A Catholic priest in Belarus on Monday was convicted on charges of high treason for criticizing the government and handed an 11-year sentence, in the first case of politically-driven charges against Catholic clergy since Belarus became independent in the 1991 collapse of the Soviet Union.
The conviction and sentencing of Rev. Henrykh Akalatovich comes as Belarusian authorities have intensified their sweeping crackdown on dissent ahead of the Jan. 26 presidential election that is all but certain to hand authoritarian President Alexander Lukashenko a seventh term in office.
The Viasna Human Rights Center said Akalatovich, 64, rejected the treason charges.
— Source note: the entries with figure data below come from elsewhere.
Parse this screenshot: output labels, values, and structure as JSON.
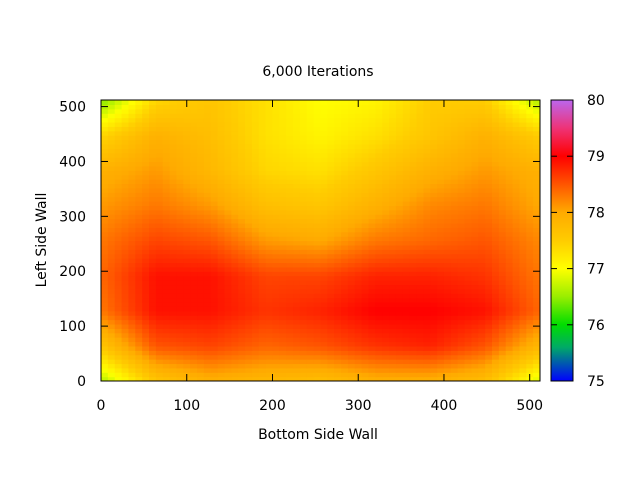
{
  "chart_data": {
    "type": "heatmap",
    "title": "6,000 Iterations",
    "xlabel": "Bottom Side Wall",
    "ylabel": "Left Side Wall",
    "xlim": [
      0,
      512
    ],
    "ylim": [
      0,
      512
    ],
    "x_ticks": [
      "0",
      "100",
      "200",
      "300",
      "400",
      "500"
    ],
    "y_ticks": [
      "0",
      "100",
      "200",
      "300",
      "400",
      "500"
    ],
    "colorbar": {
      "range": [
        75,
        80
      ],
      "ticks": [
        "75",
        "76",
        "77",
        "78",
        "79",
        "80"
      ],
      "stops": [
        {
          "value": 75.0,
          "color": "#0000ff"
        },
        {
          "value": 75.6,
          "color": "#00aa66"
        },
        {
          "value": 76.0,
          "color": "#00dd00"
        },
        {
          "value": 76.5,
          "color": "#99ee00"
        },
        {
          "value": 77.0,
          "color": "#ffff00"
        },
        {
          "value": 77.5,
          "color": "#ffcc00"
        },
        {
          "value": 78.0,
          "color": "#ffaa00"
        },
        {
          "value": 78.5,
          "color": "#ff5500"
        },
        {
          "value": 79.0,
          "color": "#ff0000"
        },
        {
          "value": 79.5,
          "color": "#ee3377"
        },
        {
          "value": 80.0,
          "color": "#bb66ee"
        }
      ]
    },
    "x_samples": [
      0,
      64,
      128,
      192,
      256,
      320,
      384,
      448,
      512
    ],
    "y_samples": [
      0,
      64,
      128,
      192,
      256,
      320,
      384,
      448,
      512
    ],
    "z": [
      [
        76.6,
        77.6,
        77.9,
        77.8,
        77.7,
        77.9,
        77.9,
        77.7,
        76.8
      ],
      [
        77.6,
        78.5,
        78.6,
        78.4,
        78.5,
        78.7,
        78.8,
        78.5,
        77.8
      ],
      [
        78.3,
        78.9,
        78.9,
        78.7,
        78.8,
        79.0,
        79.0,
        78.9,
        78.4
      ],
      [
        78.4,
        78.9,
        78.9,
        78.6,
        78.6,
        78.8,
        78.8,
        78.7,
        78.3
      ],
      [
        78.3,
        78.6,
        78.5,
        78.1,
        78.0,
        78.3,
        78.4,
        78.5,
        78.2
      ],
      [
        78.1,
        78.3,
        78.1,
        77.7,
        77.6,
        77.9,
        78.2,
        78.3,
        78.0
      ],
      [
        77.9,
        78.1,
        77.8,
        77.4,
        77.3,
        77.6,
        77.9,
        78.1,
        77.9
      ],
      [
        77.4,
        77.9,
        77.7,
        77.3,
        77.1,
        77.3,
        77.6,
        77.9,
        77.5
      ],
      [
        76.4,
        77.4,
        77.6,
        77.3,
        77.0,
        77.1,
        77.5,
        77.5,
        76.6
      ]
    ]
  }
}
The group has listed him among 1,265 political prisoners in the country. “For the first time since the fall of the Communist regime, a Catholic priest in Belarus was convicted on criminal charges that are leveled against political prisoners,” said Viasna's representative Pavel Sapelka. “The harsh sentence is intended to intimidate and silence hundreds of other priests ahead of January's presidential election.”.
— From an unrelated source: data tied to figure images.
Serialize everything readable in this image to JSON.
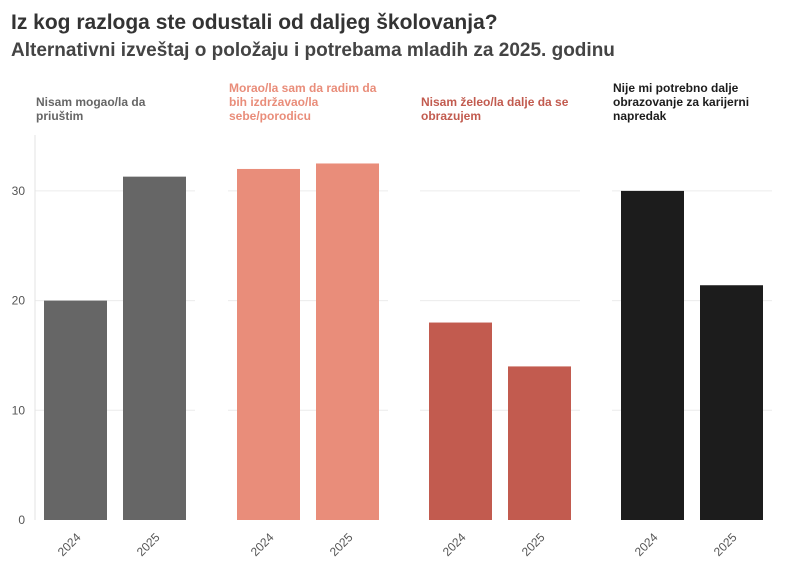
{
  "header": {
    "title": "Iz kog razloga ste odustali od daljeg školovanja?",
    "subtitle": "Alternativni izveštaj o položaju i potrebama mladih za 2025. godinu"
  },
  "chart_data": {
    "type": "bar",
    "title": "Iz kog razloga ste odustali od daljeg školovanja?",
    "subtitle": "Alternativni izveštaj o položaju i potrebama mladih za 2025. godinu",
    "categories": [
      "2024",
      "2025"
    ],
    "ylim": [
      0,
      35
    ],
    "yticks": [
      0,
      10,
      20,
      30
    ],
    "grid": true,
    "facets": [
      {
        "label_lines": [
          "Nisam mogao/la da",
          "priuštim"
        ],
        "color": "#666666",
        "values": [
          20.0,
          31.3
        ]
      },
      {
        "label_lines": [
          "Morao/la sam da radim da",
          "bih izdržavao/la",
          "sebe/porodicu"
        ],
        "color": "#e98d7a",
        "values": [
          32.0,
          32.5
        ]
      },
      {
        "label_lines": [
          "Nisam želeo/la dalje da se",
          "obrazujem"
        ],
        "color": "#c25b4f",
        "values": [
          18.0,
          14.0
        ]
      },
      {
        "label_lines": [
          "Nije mi potrebno dalje",
          "obrazovanje za karijerni",
          "napredak"
        ],
        "color": "#1c1c1c",
        "values": [
          30.0,
          21.4
        ]
      }
    ]
  }
}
Akalatovich, who has been in custody since November 2023, was diagnosed with cancer and underwent surgery just before his arrest. The priest from the town of Valozhyn in western Belarus, who was critical of the government in his sermons, has been held incommunicado, with prison officials turning down warm clothing and food sent to him.
Arkatovich is among dozens of clergy — Catholic, Orthodox and Protestant — who have been jailed, silenced or forced into exile for protesting the 2020 election that gave Lukashenko a sixth term. The disputed vote that the opposition and the West said was marred with fraud triggered mass protests, to which the authorities responded with a sweeping crackdown that saw more than 65,000 arrested and thousands beaten by police.